The RLA Conference & Expo in Las Vegas is the premier gathering place for returns and reverse logistics subject matter experts to learn demonstrated strategies for improving brand reputation, customer satisfaction, and increasing asset recovery. With over 700 attendees expected, this is the largest event of its kind. Network with colleagues from leading retail and manufacturing organizations to explore proven practices and new concepts.
In this exclusive interview with Supply Chain Management Review — our sister publicaiton — Tony Sciarrotta, Executive Director of the RLA, share his views
Supply Chain Management Review: When the 17th Annual RLA Conference and Expo opens next month, what new subjects will be introduced for panel discussion?
Tony Sciarrotta: Topics for some of our many panel sessions reflect new trends of the growing issues with ecommerce and processing of returns to reduce losses. Take your pick of these.
Cross Border Returns – growing and becoming a more significant problem The Secondary Market Growth with Apparel Digital Transformation in Reverse Logistics AI for Reverse Logistics Not new but important – The Circular Economy
SCMR: How does the RLA stay in the forefront of trends driving the Reverse Logistics industry?

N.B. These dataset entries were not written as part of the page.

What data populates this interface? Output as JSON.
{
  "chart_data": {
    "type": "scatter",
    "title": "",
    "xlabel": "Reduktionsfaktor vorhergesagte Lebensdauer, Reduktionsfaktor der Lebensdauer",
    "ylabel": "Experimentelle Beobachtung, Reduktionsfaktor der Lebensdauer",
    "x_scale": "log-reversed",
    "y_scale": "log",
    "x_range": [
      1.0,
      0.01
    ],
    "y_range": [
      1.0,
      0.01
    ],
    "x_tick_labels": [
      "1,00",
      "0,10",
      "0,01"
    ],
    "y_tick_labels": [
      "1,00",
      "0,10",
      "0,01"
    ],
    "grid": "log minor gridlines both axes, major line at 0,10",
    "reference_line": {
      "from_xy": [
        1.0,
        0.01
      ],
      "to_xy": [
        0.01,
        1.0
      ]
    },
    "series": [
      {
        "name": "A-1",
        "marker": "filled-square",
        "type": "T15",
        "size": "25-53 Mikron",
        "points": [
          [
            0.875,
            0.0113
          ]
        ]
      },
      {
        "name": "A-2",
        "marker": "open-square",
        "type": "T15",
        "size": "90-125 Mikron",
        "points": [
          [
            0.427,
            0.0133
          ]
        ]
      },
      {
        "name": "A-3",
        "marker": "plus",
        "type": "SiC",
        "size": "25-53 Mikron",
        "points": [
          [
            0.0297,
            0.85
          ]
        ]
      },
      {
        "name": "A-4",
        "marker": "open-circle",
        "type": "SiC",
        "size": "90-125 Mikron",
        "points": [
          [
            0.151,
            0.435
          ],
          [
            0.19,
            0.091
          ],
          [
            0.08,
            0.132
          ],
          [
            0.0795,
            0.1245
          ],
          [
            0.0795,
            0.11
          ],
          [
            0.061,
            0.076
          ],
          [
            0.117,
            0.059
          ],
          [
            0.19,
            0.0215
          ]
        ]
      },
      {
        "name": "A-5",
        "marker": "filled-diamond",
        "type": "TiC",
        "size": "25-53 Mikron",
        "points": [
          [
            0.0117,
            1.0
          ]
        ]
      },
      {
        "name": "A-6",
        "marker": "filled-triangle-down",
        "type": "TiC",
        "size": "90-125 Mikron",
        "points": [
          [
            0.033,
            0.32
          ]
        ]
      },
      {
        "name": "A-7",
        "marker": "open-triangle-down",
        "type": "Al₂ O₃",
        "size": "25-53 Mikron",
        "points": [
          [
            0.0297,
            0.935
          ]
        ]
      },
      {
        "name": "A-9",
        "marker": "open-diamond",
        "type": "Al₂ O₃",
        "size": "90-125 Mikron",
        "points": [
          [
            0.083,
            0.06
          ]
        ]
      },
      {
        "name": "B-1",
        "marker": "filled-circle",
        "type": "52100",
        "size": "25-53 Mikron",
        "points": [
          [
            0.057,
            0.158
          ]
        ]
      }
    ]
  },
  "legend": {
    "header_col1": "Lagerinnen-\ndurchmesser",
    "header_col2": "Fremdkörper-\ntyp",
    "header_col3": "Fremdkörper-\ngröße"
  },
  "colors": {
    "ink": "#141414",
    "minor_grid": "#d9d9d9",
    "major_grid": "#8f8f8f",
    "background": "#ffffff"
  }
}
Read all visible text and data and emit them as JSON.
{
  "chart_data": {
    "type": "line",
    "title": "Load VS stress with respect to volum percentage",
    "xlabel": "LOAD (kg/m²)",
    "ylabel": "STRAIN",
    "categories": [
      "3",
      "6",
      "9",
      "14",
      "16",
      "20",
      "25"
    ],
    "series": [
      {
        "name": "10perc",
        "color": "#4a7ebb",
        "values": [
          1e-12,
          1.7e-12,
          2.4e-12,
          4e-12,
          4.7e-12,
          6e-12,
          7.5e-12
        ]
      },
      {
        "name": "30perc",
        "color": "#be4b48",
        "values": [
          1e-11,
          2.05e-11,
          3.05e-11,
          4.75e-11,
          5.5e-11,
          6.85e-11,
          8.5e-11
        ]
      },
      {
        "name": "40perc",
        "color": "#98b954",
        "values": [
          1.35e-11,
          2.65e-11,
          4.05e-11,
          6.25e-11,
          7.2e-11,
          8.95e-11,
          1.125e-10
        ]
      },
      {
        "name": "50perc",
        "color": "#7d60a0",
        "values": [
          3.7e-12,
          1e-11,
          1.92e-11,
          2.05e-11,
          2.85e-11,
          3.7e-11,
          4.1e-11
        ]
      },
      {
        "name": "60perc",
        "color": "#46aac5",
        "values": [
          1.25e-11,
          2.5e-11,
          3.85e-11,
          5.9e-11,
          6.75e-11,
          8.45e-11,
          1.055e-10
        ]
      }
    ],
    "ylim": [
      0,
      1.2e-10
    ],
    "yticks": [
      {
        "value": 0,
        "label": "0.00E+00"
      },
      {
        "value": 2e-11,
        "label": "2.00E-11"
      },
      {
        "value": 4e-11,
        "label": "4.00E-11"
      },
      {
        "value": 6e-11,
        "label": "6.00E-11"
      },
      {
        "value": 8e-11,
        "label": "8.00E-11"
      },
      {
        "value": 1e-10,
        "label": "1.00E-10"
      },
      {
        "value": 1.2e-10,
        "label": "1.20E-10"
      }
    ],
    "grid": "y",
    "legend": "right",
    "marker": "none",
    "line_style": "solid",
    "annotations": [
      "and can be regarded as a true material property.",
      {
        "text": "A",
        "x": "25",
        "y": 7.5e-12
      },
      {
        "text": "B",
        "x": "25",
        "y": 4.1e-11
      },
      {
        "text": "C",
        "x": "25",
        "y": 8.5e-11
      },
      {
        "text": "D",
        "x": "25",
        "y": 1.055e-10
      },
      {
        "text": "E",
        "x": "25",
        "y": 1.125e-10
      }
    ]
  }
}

Sciarrotta: The RLA member companies keep us there as every retailer and manufacturer looks for the newest solutions to the huge returns issues. RL Magazine and the RLA SmartBrief newsletter feature stories about the latest ideas. The RLA Committees offer webinars with new solutions.
SCMR: Obviously, women are playing an increasingly strong role in strategic planning and leadership in your industry. What new strides do you expect them to make in 2020?

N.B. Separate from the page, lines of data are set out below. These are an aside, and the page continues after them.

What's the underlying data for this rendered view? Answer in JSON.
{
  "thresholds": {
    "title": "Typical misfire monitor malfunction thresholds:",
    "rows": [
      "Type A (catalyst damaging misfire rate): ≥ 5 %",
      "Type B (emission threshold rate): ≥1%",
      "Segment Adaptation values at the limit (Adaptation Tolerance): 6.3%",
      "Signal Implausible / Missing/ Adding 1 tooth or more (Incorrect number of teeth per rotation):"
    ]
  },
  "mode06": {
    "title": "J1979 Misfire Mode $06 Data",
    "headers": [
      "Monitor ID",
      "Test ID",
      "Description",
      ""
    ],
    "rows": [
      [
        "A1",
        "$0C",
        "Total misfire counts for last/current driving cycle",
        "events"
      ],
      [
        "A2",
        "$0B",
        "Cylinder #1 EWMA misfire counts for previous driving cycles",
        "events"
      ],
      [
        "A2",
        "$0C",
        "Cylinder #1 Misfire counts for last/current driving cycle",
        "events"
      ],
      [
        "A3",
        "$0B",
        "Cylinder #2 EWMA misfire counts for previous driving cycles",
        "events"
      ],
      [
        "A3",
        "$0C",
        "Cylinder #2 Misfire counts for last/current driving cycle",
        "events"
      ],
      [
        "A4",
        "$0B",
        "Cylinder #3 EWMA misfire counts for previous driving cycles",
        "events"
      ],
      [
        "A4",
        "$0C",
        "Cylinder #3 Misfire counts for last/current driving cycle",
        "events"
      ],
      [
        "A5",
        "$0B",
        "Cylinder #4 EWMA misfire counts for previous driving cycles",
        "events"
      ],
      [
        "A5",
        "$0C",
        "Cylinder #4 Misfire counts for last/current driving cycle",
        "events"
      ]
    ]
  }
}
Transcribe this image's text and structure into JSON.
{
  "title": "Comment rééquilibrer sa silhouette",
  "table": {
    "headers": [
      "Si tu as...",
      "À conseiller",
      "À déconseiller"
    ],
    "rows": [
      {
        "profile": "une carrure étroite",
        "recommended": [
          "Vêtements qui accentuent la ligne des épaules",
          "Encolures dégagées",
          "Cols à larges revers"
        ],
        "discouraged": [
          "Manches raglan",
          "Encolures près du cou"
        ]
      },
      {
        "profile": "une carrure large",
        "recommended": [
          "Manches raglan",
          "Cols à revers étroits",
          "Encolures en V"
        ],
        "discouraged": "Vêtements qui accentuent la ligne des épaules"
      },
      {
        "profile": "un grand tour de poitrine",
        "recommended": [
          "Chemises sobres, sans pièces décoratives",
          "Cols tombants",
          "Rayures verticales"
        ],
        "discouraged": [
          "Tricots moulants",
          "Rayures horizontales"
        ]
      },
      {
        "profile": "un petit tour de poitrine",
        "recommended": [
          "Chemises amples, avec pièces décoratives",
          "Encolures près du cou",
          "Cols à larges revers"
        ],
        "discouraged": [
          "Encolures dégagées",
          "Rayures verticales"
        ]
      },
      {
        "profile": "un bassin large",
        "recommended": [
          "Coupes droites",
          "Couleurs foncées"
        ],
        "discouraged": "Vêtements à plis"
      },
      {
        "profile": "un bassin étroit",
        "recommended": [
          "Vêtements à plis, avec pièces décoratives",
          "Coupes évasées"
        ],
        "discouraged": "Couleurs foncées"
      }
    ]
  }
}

Sciarrotta: We are seeing women take more of a leadership role (for example, presidents of Sims and Flex) and with the rise in apparel returns, women are offering more solutions to the industry. Women are driving for sustainability in the returns industry.
SCMR: What about attracting new talent from colleges and universities? Any new developments there?
Sciarrotta: Unfortunately, Reverse Logistics is not a separate science or program at any major universities, and inclusion in the supply chain programs does not encompass all of the skills needed to improve customer satisfaction and reduce returns, or ways to increase asset recovery. The RLA has Tim Brown of Georgia Tech as a Board member, and he will host an academic roundtable at the RLA Conference to explore ideas to grow teaching for reverse logistics at the top supply chain schools.
SCMR: We understand that China and other so-called emerging markets are beginning to reject U.S. scrap and recyclables. What kind of alternatives remain to be explored?
Sciarrotta: Of course, it would be great if recycling was as advanced in the USA as in Asia and Europe. That may start to improve as the political situation is not being resolved and China’s doors to USA scrap may stay closed.
SCMR: What role does artificial intelligence and robotics play in your industry? How widespread is adaptation in retail and manufacturing?
Sciarrotta: AI is growing as a way to grade incoming returns, as well as making decisions about the best financial recovery decisions for reselling or recycling returned goods.
SCMR: International trade tensions have led to a lot of supply chain reconfigurations of late. Do you expect this trend to continue?
Sciarrotta: Yes – the trend will continue, again as the political situations are not significantly improving. Also, we have the growing trend of cross border ecommerce that is creating new problems to get returns back in a cost-effective way.